The Estonian euro coins first entered circulation on January 1, 2011. Estonia joined the European Union in 2004, and subsequently became the first ex-Soviet republic to join the eurozone. It originally planned on adopting the euro on January 1, 2007, but did not formally apply when Slovenia did, and changed its target date to January 1, 2008, and later, to January 1, 2011. It was announced on May 12, 2010, by the European Commission, that Estonia had met all of the criteria to join the eurozone, and on June 8 of the same year, Estonia was granted membership. On July 13, 2010, Estonia received final approval from the Economic and Financial Affairs Council (ECOFIN) to adopt the euro in 2011. On that same date, the exchange rate of the kroon and euro (€1 = 15.6466 krooni) was announced. Three days later, on July 20, Estonian euro coins began production at the Finnish mint.
- See also: common side
The national design of the Estonian euro coins was determined by a competition held in 2004; 134 designs were submitted, and Lembit Lõhmus' were used. They display a silhouetted map of Estonia, with the year of minting above, and the word "EESTI" below, surrounded by 12 stars, a symbol for the European Union.

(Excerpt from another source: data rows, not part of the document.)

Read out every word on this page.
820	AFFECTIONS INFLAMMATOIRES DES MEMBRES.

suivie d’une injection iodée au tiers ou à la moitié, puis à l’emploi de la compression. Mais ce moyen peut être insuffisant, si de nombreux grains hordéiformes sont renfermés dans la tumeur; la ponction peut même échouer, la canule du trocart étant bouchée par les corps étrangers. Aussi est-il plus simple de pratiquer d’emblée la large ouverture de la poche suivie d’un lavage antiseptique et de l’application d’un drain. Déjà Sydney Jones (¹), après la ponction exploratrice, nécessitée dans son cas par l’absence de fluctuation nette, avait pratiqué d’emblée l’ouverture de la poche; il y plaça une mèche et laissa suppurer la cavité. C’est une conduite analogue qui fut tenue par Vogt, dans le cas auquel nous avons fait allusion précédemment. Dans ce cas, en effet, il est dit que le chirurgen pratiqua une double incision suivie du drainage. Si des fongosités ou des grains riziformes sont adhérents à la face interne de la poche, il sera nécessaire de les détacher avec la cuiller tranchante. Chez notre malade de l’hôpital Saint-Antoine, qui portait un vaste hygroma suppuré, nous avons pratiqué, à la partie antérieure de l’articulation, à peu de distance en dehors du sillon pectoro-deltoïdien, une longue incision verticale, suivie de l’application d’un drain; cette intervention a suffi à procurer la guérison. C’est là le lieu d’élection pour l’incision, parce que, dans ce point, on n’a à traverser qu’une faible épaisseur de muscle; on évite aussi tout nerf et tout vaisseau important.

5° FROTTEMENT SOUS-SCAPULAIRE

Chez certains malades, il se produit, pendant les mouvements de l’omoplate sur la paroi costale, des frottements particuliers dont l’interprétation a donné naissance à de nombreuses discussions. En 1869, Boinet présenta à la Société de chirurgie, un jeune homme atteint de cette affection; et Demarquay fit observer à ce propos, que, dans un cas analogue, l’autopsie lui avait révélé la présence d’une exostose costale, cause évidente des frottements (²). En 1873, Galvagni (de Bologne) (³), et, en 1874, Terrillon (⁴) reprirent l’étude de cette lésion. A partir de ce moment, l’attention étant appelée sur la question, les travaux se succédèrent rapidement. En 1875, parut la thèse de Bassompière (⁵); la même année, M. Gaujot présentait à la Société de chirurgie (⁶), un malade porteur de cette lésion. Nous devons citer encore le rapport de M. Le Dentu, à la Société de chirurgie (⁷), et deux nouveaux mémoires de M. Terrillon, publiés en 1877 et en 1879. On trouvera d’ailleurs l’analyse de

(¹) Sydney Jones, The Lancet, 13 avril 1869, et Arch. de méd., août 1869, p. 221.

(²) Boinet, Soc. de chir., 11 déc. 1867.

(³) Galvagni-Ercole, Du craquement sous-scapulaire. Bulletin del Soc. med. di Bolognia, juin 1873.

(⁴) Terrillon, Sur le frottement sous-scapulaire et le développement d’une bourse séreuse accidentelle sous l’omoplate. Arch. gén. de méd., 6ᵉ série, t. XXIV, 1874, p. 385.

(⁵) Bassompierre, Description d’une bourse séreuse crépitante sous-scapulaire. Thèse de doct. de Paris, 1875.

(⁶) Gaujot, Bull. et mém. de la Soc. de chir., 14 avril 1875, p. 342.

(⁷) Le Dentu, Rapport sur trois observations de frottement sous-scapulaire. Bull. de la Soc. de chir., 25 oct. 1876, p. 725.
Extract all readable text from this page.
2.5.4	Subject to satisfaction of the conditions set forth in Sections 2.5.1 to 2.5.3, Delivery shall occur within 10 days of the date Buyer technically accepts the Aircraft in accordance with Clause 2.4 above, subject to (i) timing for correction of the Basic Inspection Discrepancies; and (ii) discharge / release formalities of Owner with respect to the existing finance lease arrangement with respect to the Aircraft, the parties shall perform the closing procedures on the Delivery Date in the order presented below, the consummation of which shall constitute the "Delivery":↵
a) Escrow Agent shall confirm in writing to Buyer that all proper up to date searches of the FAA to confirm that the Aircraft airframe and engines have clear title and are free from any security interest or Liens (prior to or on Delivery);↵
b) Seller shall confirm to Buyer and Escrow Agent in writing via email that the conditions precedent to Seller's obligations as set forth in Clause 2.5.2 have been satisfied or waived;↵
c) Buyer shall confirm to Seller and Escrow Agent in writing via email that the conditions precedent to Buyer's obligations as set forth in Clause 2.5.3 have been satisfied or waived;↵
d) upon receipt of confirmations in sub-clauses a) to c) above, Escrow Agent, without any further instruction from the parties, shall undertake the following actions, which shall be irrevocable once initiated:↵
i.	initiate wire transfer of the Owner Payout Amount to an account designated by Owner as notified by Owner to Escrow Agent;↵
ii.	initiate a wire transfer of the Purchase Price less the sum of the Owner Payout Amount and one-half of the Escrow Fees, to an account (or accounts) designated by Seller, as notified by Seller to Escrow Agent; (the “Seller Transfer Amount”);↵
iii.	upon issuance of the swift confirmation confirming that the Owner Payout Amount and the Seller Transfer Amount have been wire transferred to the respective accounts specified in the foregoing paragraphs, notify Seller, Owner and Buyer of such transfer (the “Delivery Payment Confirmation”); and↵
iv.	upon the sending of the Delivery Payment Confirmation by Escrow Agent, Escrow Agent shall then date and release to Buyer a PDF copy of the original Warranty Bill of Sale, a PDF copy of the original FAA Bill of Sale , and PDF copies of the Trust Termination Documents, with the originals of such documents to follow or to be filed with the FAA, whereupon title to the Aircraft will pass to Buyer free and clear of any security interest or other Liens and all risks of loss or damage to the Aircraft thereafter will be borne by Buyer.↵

Ethnic Setos have protested the designs of the Estonian euro coins, claiming the outline of the map does not include the former southeastern region of Estonia that formed a part of the Seto homeland annexed by Joseph Stalin during the occupation of the Baltic states. On the other hand, Russian lawyer, Sergei Seredenko stated that the outline included Russian controlled areas. The Russian embassy was prompted to issue a statement that the Estonian euro coins do, indeed, show the current borders of the country.
Euro starter kitsEditBeginning on December 1, 2010, euro starter kits containing the Estonian euro coins were available. The kits for individuals contained a total of 42 coins valued at 12.79 euros. A total number of 600,000 euro starter kits for individuals were produced.
Two euro starter kits with Estonian coins intended for businesses were introduced later. One of the kits contained 320 coins, which had a combined value of 111 euros, while the other contained 600 coins, with a combined value of 198 euros.